HEVC IP Owners Are Killing the Golden Goose Over Royalties
Recent input at Streaming Media East reveals HEVC to be a diverse and powerful technology that many publishers have permanently eschewed due to unclear royalty policies and excessive royalty demands. I don’t mean this to be (yet another) bash-the-greedy-HEVC-IP-owners post, but a continuation on the cautionary tale on how HEVC IP owners have potentially killed the goose that could have laid the golden egg. With VVC coming down the pike, it’s a story that can’t be told too often.
HEVC Is a Powerful Technology…
Here’s what I heard and saw at Streaming Media East. First, on the show floor, Teradek’s John Landman showed a 500 kbps 1080p HEVC-encoded stream produced by a Cube 755 that retained good detail and color considering the data rate, and exhibited higher quality than many news videos we see on TV every day.
A few hours later, Beamr VP of strategy Tom Vaughan showed me a 1920x800 version of Tears of Steel encoded at 1 Mbps that you can download and view on the Doom9 forum. Vaughan encoded the clips with a pre-release (development) version of Beamr 5 (v4.5) in response to an HEVC encoding challenge from Amazon’s Ben Waggoner to see if any encodes could beat his x265 encodes.
Figure 1. Beamr 4.5, 1920x800@ 1 Mbps.
Vaughan’s video looked great to me, but this was a quick look on a notebook screen under fluorescent lights in a busy conference setting. On the board, commenter Emulgator stated (presumably after longer study in a more conducive environment), “Remarkably kept/simulated texture, sometimes glued onto the underlying surface, but nicely done. The expected artifacts at such low bitrate are unexpectedly small, and well shifted to domains where it doesn't hurt...Nice research, never believed that would be possible!”
This and the Teradek clip shows that HEVC can be an exceptionally useful codec.
...Whose Ship Has Sailed
Contrast this with the discussion after Christian Feldman’s excellent Streaming Media East session on AV1 and VVC, wherein the Bitmovin codec engineer contrasted and compared the two codecs technically and from a licensing perspective. Inevitably, the HEVC royalty situation arose during the Q&A.
Several publishers in attendance proclaimed that they would never deliver HEVC-encoded video because of the risk of content royalties, which the MPEG LA and HEVC Advance pools have long ruled out, but Velos refuses to do. Since roughly 25% of HEVC owners aren’t in a pool, there’s also a risk that these owners might attempt to impose royalties at some point in the future.

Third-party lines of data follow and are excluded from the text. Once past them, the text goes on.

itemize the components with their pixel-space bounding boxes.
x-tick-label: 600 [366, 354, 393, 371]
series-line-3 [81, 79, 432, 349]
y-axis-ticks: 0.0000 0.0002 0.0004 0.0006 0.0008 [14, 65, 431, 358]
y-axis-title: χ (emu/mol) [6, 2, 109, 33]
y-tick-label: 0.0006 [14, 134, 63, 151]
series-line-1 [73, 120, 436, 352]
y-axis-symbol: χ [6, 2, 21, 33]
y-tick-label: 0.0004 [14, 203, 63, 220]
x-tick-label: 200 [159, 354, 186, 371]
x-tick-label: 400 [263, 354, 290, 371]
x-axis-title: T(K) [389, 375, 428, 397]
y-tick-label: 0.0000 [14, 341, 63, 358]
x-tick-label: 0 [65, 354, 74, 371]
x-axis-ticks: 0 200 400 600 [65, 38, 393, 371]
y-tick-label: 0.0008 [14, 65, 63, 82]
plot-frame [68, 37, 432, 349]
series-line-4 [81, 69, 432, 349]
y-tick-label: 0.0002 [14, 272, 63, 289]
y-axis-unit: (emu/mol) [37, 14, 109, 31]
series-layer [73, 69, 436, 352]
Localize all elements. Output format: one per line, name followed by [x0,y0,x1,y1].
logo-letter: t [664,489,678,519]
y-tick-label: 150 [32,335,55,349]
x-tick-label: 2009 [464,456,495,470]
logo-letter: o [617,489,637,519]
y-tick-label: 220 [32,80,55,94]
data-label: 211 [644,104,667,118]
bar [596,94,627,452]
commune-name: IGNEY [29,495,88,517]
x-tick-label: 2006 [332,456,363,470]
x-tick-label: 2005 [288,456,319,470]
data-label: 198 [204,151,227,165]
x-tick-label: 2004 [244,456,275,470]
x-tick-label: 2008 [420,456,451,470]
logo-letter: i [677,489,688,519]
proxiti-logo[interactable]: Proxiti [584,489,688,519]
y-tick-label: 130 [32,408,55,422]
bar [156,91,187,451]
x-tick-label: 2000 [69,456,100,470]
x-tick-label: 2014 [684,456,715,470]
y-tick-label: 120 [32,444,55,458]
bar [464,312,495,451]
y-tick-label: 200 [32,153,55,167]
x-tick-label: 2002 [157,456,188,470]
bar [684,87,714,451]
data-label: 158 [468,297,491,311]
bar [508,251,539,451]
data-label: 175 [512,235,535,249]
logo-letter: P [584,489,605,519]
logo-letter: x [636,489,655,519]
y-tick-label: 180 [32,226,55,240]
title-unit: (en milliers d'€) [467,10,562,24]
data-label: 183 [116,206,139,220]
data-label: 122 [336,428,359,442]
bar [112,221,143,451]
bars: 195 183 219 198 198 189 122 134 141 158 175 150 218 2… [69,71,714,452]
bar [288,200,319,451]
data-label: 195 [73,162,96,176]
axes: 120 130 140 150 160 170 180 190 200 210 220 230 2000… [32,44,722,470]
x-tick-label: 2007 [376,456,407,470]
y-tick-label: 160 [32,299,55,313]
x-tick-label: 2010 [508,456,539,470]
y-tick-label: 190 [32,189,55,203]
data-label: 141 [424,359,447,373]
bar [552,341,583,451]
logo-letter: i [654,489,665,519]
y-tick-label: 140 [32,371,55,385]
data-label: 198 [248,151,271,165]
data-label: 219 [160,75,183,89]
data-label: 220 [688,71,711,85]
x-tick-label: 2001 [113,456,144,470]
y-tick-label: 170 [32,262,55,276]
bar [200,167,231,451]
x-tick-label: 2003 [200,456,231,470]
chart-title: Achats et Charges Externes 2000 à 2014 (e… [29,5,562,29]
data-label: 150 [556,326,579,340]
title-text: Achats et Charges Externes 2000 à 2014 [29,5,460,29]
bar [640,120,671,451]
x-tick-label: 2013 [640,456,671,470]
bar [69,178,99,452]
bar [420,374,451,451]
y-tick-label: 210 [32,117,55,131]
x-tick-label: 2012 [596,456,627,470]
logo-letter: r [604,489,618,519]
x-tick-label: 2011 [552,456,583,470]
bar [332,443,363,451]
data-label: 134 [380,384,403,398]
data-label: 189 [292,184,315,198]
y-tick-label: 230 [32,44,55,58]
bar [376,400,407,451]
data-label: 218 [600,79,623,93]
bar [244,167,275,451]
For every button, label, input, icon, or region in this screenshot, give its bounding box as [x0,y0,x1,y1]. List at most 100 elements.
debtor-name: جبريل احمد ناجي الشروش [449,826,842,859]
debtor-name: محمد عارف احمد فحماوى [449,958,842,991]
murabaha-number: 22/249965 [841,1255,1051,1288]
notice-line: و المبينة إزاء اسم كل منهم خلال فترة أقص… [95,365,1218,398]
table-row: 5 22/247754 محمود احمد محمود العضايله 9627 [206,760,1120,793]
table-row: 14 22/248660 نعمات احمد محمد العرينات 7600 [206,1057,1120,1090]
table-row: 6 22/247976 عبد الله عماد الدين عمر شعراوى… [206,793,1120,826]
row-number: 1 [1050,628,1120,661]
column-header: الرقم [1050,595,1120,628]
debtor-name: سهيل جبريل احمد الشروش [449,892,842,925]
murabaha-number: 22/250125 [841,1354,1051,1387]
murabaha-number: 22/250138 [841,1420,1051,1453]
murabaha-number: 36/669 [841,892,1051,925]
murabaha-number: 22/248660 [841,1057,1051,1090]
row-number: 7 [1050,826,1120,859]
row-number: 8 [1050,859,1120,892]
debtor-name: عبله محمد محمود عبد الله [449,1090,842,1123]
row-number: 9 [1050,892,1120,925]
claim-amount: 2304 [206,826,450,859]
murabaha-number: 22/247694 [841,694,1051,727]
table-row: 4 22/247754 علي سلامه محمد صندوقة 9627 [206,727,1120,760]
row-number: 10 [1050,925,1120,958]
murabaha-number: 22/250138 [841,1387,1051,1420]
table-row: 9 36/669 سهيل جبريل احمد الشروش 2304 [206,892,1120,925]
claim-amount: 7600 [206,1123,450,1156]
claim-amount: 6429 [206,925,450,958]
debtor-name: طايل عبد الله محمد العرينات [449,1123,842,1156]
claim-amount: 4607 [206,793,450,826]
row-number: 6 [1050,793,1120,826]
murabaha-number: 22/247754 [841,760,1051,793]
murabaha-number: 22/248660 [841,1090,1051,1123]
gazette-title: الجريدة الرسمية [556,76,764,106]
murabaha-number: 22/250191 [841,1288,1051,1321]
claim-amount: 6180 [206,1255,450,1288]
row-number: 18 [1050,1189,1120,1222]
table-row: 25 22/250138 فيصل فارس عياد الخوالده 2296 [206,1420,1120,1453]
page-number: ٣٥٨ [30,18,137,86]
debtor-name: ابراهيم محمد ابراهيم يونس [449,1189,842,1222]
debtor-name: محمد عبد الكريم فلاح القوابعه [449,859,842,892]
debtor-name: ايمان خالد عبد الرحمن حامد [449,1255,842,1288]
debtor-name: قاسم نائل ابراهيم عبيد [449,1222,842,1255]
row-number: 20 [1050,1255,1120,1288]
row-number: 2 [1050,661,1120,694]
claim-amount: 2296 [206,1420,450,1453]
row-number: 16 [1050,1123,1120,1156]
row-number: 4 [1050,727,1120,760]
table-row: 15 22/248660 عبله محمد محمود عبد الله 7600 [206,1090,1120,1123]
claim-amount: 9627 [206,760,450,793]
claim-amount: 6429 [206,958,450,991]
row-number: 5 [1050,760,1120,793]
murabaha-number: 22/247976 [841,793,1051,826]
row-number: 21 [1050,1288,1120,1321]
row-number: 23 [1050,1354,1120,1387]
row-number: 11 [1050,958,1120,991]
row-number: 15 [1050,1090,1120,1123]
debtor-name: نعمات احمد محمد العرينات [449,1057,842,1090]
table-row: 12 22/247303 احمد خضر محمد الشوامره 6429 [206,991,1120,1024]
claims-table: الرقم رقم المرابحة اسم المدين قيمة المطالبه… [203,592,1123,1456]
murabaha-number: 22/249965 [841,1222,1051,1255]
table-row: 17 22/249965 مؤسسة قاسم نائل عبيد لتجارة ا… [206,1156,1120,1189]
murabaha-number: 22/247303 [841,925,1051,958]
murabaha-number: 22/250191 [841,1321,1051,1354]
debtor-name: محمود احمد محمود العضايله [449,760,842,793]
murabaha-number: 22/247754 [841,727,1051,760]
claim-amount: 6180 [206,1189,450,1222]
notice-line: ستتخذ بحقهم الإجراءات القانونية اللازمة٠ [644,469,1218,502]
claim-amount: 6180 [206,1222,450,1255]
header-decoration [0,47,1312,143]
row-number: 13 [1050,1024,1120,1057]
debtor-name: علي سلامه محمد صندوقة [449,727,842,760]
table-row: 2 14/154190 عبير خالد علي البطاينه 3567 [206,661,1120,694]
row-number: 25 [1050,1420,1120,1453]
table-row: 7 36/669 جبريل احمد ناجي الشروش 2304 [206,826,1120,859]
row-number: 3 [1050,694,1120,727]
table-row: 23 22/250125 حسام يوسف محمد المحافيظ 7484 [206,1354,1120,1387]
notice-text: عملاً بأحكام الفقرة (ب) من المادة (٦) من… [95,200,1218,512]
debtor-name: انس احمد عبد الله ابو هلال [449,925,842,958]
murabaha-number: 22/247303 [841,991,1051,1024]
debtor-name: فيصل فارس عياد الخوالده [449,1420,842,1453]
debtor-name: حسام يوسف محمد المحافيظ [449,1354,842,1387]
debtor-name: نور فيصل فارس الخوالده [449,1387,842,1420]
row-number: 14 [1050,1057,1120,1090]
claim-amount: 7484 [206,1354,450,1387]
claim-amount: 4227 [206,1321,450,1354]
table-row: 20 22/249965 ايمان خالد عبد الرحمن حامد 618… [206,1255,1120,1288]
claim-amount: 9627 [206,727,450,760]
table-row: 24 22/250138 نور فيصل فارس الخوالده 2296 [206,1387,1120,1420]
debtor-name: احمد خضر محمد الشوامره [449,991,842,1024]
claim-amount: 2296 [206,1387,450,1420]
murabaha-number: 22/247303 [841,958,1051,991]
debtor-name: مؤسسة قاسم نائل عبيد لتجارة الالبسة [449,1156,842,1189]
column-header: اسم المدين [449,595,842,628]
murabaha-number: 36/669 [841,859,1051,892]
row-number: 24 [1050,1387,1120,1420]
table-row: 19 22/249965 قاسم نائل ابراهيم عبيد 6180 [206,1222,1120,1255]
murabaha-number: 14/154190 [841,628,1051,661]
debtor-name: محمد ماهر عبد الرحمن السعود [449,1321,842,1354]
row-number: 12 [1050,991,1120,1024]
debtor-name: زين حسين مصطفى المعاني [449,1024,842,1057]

What I found remarkable was how angry these publishers were when discussing these policies, perhaps a reaction to the sheer unreasonableness of HEVC royalty policies. When one attendee mentioned that the Media Coding Industry Forum (MC-IF) had been formed to promote a more cohesive royalty package for VVC, another correctly observed that the MC-IF had no teeth and that it would be up to the VVC IP owners to formulate a cohesive strategy.
Note that it’s not the mere presence of royalties that doom a technology; MPEG-2 and H.264 both were royalty-encumbered and were tremendously successful for licensees and licensors. Rather, it’s dysfunctional royalty policies that kill the goose. Let’s hope VVC IP owners understand since it’s a lesson that many HEVC IP owners still haven’t learned.